A precariedade no atendimento a essas condições essenciais de cidadania deflagrou manifestações populares em todo o País. Porém, a Carta Magna apresenta conteúdo normativo e principiológico que obriga condutas dos operadores do Estado em prol da sociedade. O fortalecimento do Ministério Público, atribuindo-lhe funções relevantes no controle da probidade administrativa, além da tradicional persecução criminal e de defesa de interesses difusos e/ou coletivos, constitui exemplo que não admite retrocesso.

Também é positiva a definição de vários direitos subjetivos que autorizam o Judiciário a decidir sobre políticas públicas, elevando-o efetivamente ao patamar de Poder de Estado, autêntica instituição do povo. O texto constitucional outorgou direitos que podem ser diretamente cobrados mediante ações judiciais em que figuram no polo passivo os órgãos ou agentes públicos deles encarregados. O cidadão pode pleitear a imediata satisfação daquilo que se extrai do texto constitucional. Incumbe aos governantes aparelhar as estruturas públicas para cumprir os comandos constitucionais.

Não se trata de judicialização da política, politização do Judiciário ou ativismo judiciário como se costuma dizer. Os juízes podem e devem cumprir e fazer cumprir a Constituição e as leis, como reiteradamente prometem. Em caso de conflito entre a lei e a Constituição, incumbirá ao magistrado decidir pelo cumprimento da Carta Magna, observando sempre os objetivos fundamentais da República, elencados no seu artigo terceiro.

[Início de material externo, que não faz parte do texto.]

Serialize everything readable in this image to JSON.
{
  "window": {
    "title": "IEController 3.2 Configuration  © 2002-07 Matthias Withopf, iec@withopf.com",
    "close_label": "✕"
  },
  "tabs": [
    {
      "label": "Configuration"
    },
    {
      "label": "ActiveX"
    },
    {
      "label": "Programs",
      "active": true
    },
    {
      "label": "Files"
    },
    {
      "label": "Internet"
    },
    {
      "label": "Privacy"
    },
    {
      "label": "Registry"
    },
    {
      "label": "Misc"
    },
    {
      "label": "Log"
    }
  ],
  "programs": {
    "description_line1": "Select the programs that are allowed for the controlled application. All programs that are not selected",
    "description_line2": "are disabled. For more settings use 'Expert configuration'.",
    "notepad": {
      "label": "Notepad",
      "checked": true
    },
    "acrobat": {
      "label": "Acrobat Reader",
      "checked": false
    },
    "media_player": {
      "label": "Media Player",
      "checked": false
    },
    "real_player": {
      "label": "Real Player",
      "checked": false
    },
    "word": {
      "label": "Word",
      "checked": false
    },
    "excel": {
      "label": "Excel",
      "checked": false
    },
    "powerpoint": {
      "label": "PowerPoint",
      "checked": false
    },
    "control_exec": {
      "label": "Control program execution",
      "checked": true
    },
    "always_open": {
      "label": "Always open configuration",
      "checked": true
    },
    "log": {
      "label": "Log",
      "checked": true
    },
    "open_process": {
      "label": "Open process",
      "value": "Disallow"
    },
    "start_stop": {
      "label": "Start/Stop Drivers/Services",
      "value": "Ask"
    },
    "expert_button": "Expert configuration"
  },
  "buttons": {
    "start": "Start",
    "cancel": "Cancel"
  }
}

Uma das questões cruciais é de natureza orçamentária. Os recursos públicos devem ser investidos de acordo com as leis orçamentárias. Incumbe ao Poder Legislativo, ao votar a lei orçamentária anual, respeitar as prioridades definidas pela Assembleia Nacional Constituinte. O orçamento que não fizer a destinação orçamentária de acordo com as determinações constitucionais pode e deve ser reordenado pelo Poder Judiciário. Objeta-se que não existe na Constituição definição exaustiva de prioridades ou que ela seria genérica ou meramente indicativa, sem qualquer valor cogente.

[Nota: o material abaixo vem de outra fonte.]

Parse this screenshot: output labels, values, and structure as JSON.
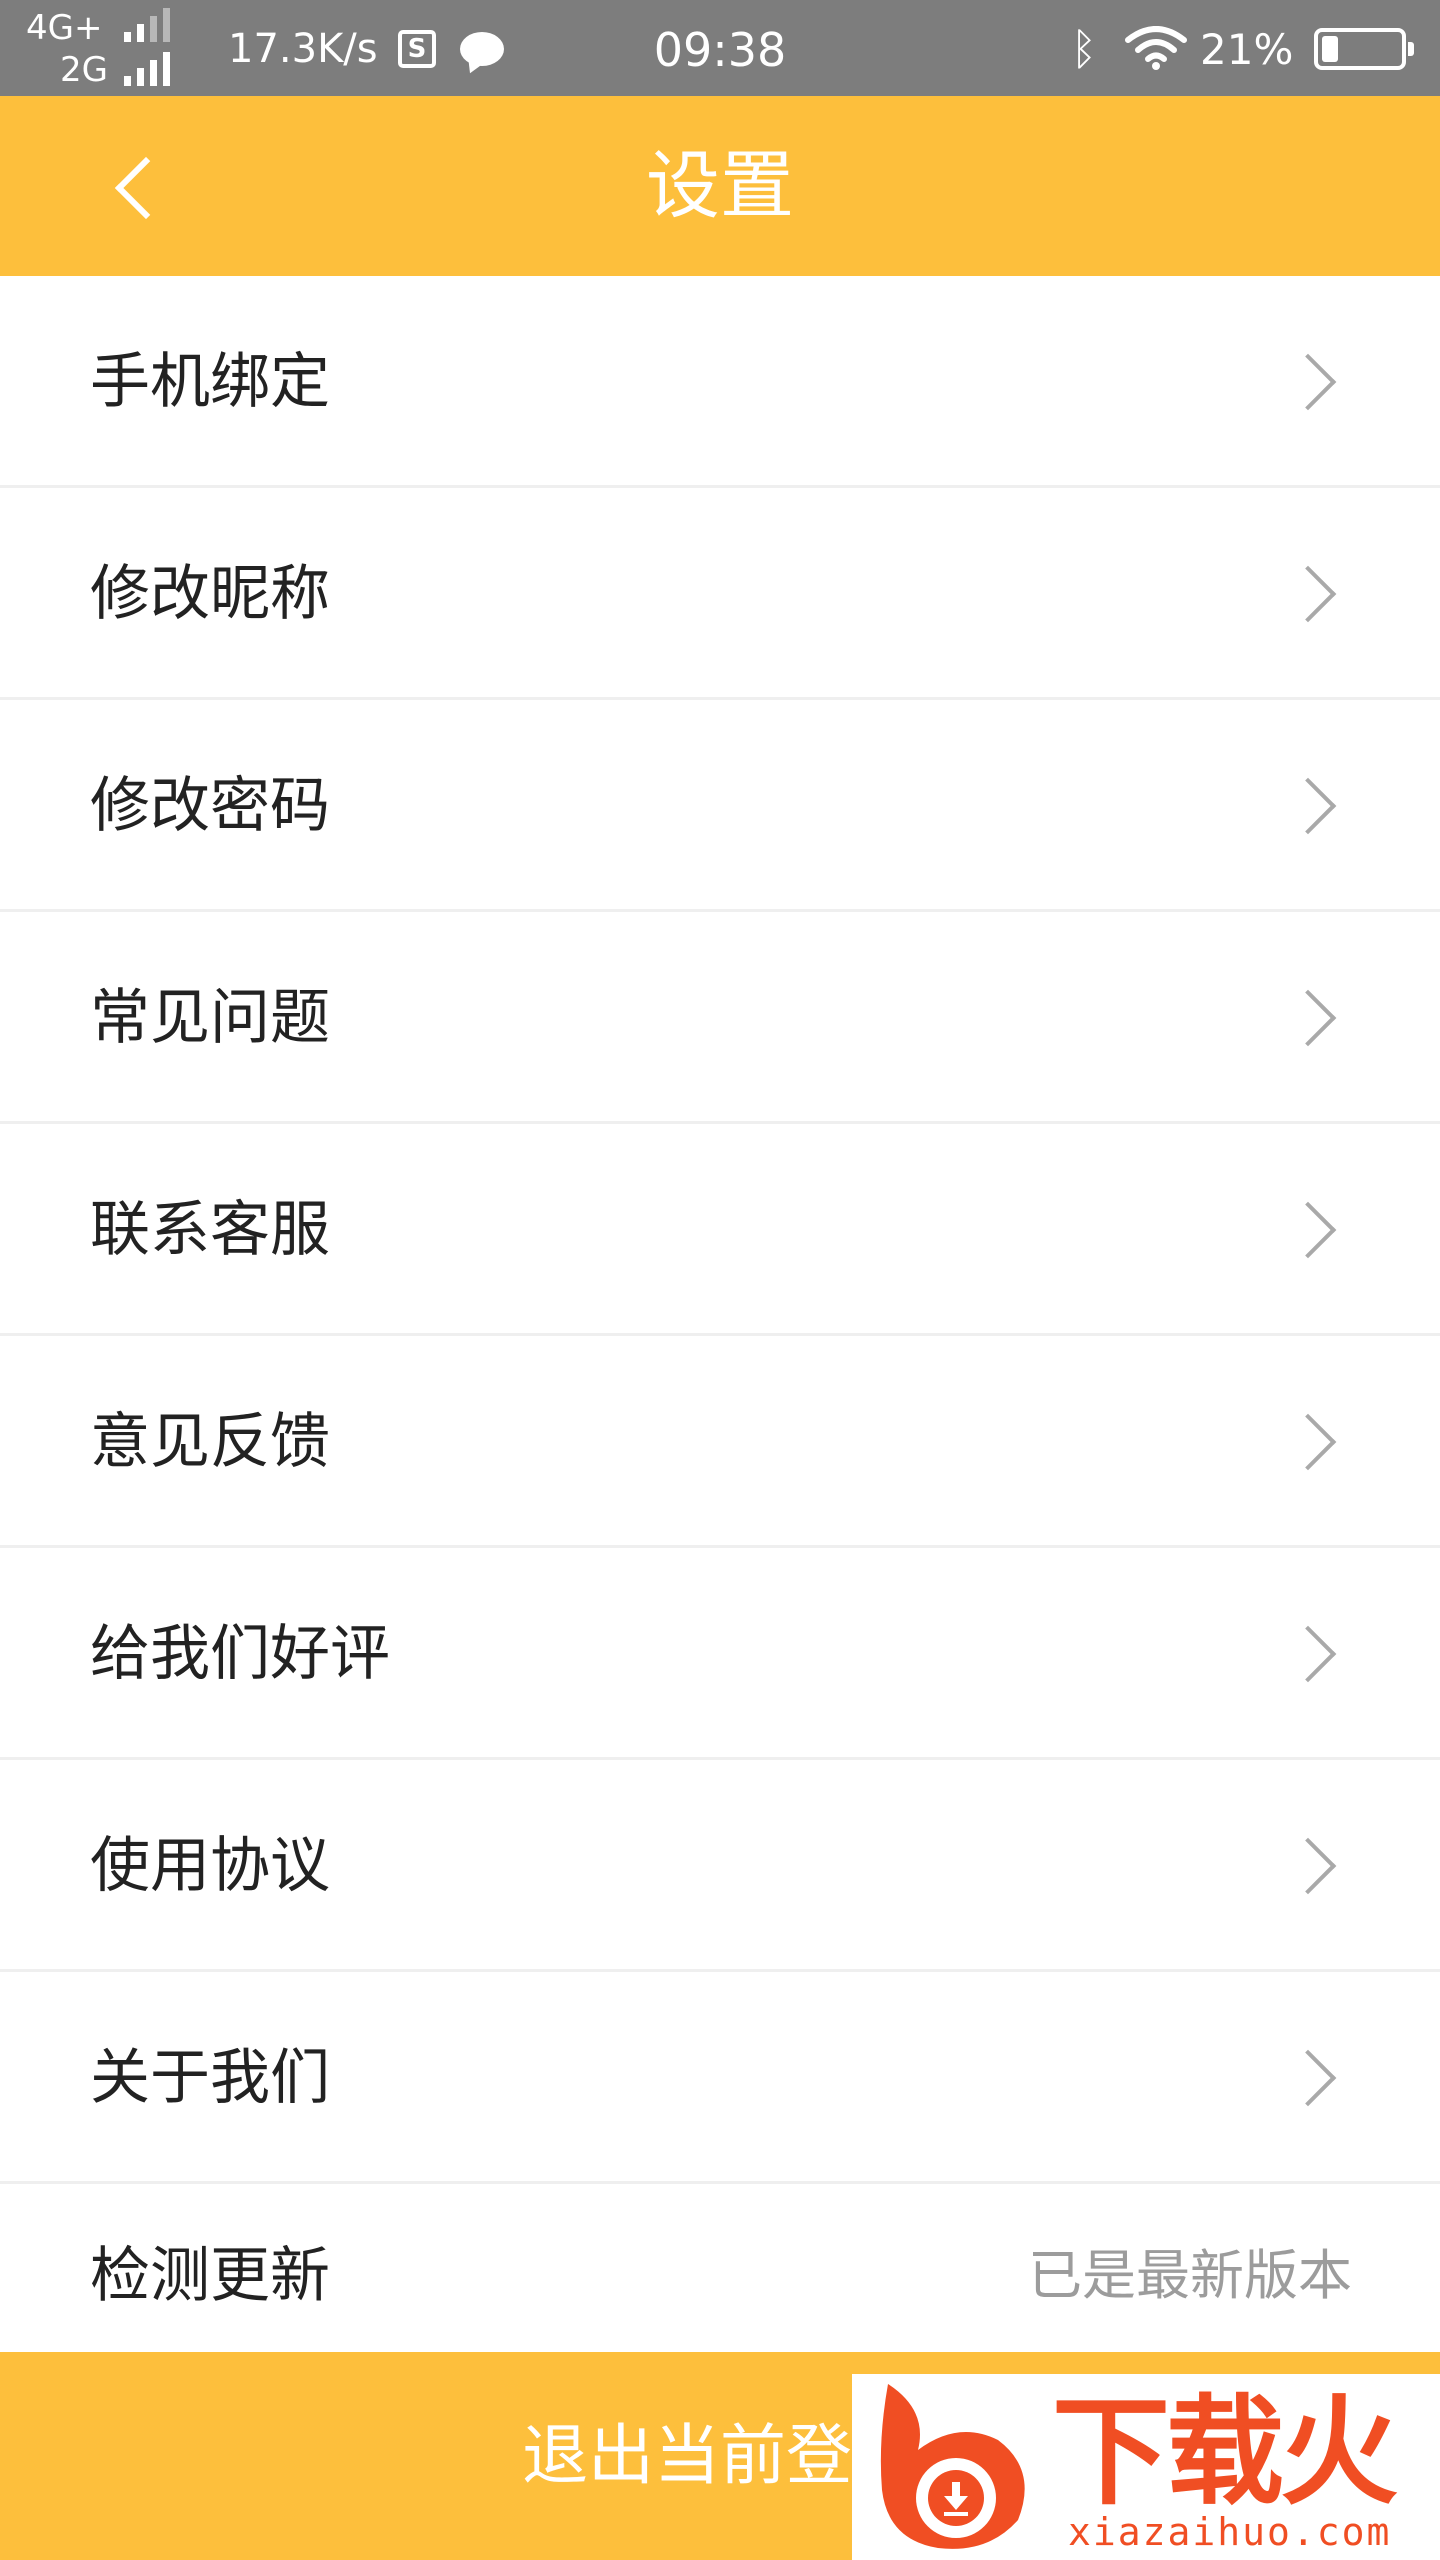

Entretanto, logo no seu artigo 3º, a Constituição determina que a República pugnará pela garantia do desenvolvimento nacional, erradicação da pobreza e da marginalidade e redução das desigualdades sociais e regionais. No artigo 5º, XXIII, define-se a função social da propriedade e, no inciso XXVI, a necessidade de financiamento para o desenvolvimento da pequena propriedade rural. O capítulo dos direitos sociais (arts. 6º a 11) estrutura comandos normativos inquestionáveis e que integram o arcabouço de conquistas trabalhistas do povo brasileiro. O art. 170 elenca objetivos sociais da atividade econômica, deixando evidente a preocupação da república brasileira com a dignidade humana. A mesma preocupação está explícita no texto do artigo 193: “A ordem social tem como base o primado do trabalho e como objetivo o bem-estar e a justiça sociais”.

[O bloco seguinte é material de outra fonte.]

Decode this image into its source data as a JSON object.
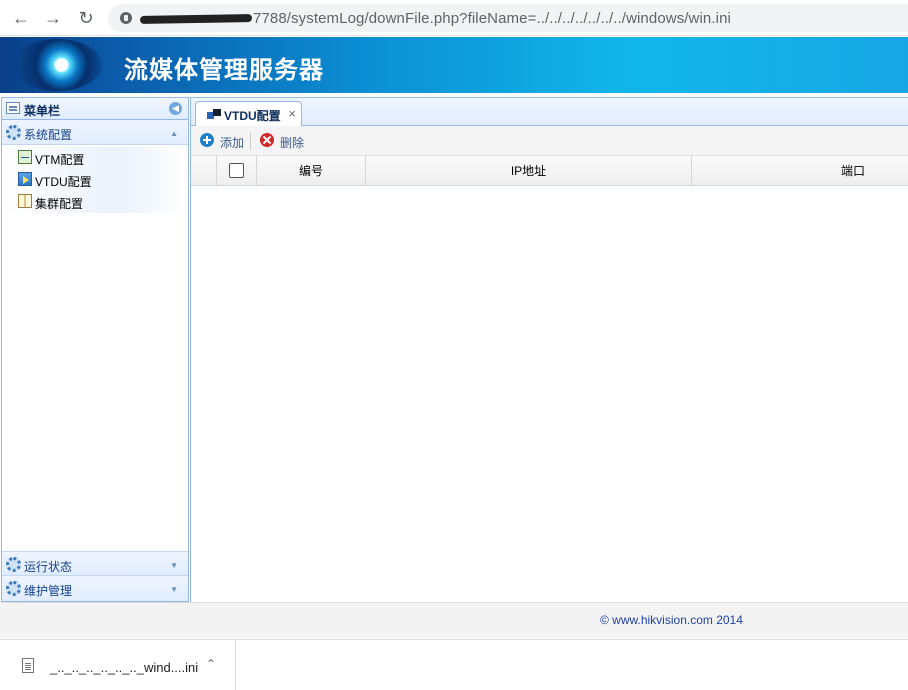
{
  "browser": {
    "url": "7788/systemLog/downFile.php?fileName=../../../../../../../windows/win.ini"
  },
  "banner": {
    "title": "流媒体管理服务器"
  },
  "sidebar": {
    "title": "菜单栏",
    "sections": [
      {
        "label": "系统配置",
        "expanded": true
      },
      {
        "label": "运行状态",
        "expanded": false
      },
      {
        "label": "维护管理",
        "expanded": false
      }
    ],
    "items": [
      {
        "label": "VTM配置",
        "icon": "network-icon"
      },
      {
        "label": "VTDU配置",
        "icon": "video-icon"
      },
      {
        "label": "集群配置",
        "icon": "book-icon"
      }
    ]
  },
  "main": {
    "tab": {
      "label": "VTDU配置",
      "close": "×"
    },
    "toolbar": {
      "add_label": "添加",
      "delete_label": "删除"
    },
    "table": {
      "columns": [
        "编号",
        "IP地址",
        "端口"
      ],
      "rows": []
    }
  },
  "footer": {
    "copyright": "© www.hikvision.com     2014"
  },
  "download": {
    "filename": "_.._.._.._.._.._.._wind....ini"
  },
  "colors": {
    "banner_start": "#0a3f86",
    "banner_end": "#17a6e4",
    "panel_border": "#95b8e7",
    "link": "#1d3fa8"
  }
}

Também é evidente que no artigo 196, ao definir a saúde como direito de todos e garantir o acesso universal e igualitário ao atendimento médico-hospitalar, o constituinte não condicionou tais garantias a qualquer outra norma. Incumbe aos governos incluir nos seus orçamentos as verbas para que esse mandamento constitucional seja cumprido. Se não for feito, o cidadão não atendido poderá propor ações para garantia do seu direito subjetivo. A mesma interpretação deve alcançar, dentre outros, direitos como assistência social, educação pública, desportos, ciência e tecnologia e meio ambiente ecologicamente equilibrado, previstos, respectivamente, nos artigos 203, 205, 213, 217, 218 e 225 da Constituição.

Não se pode esquecer que a conjugação dos artigos 6º e 7º, IV garante a todos os brasileiros o atendimento das principais reivindicações ouvidas no brado do “Gigante Despertado”, no recente levante popular . O que se aguarda é que a representação popular, através dos seus Três Poderes, encontre caminhos para atender às prioridades definidas há um quarto de século, em 5 de outubro de 1988, quando Dr. Ulysses Guimarães, então presidente da Câmara dos Deputados e da Assembleia Constituinte, promulgou a Constituição Cidadã.

(*) Cláudio dell´Orto, desembargador Cláudio dell´Orto é o presidente da Associação dos Magistrados do Estado do Rio de Janeiro (AMAERJ).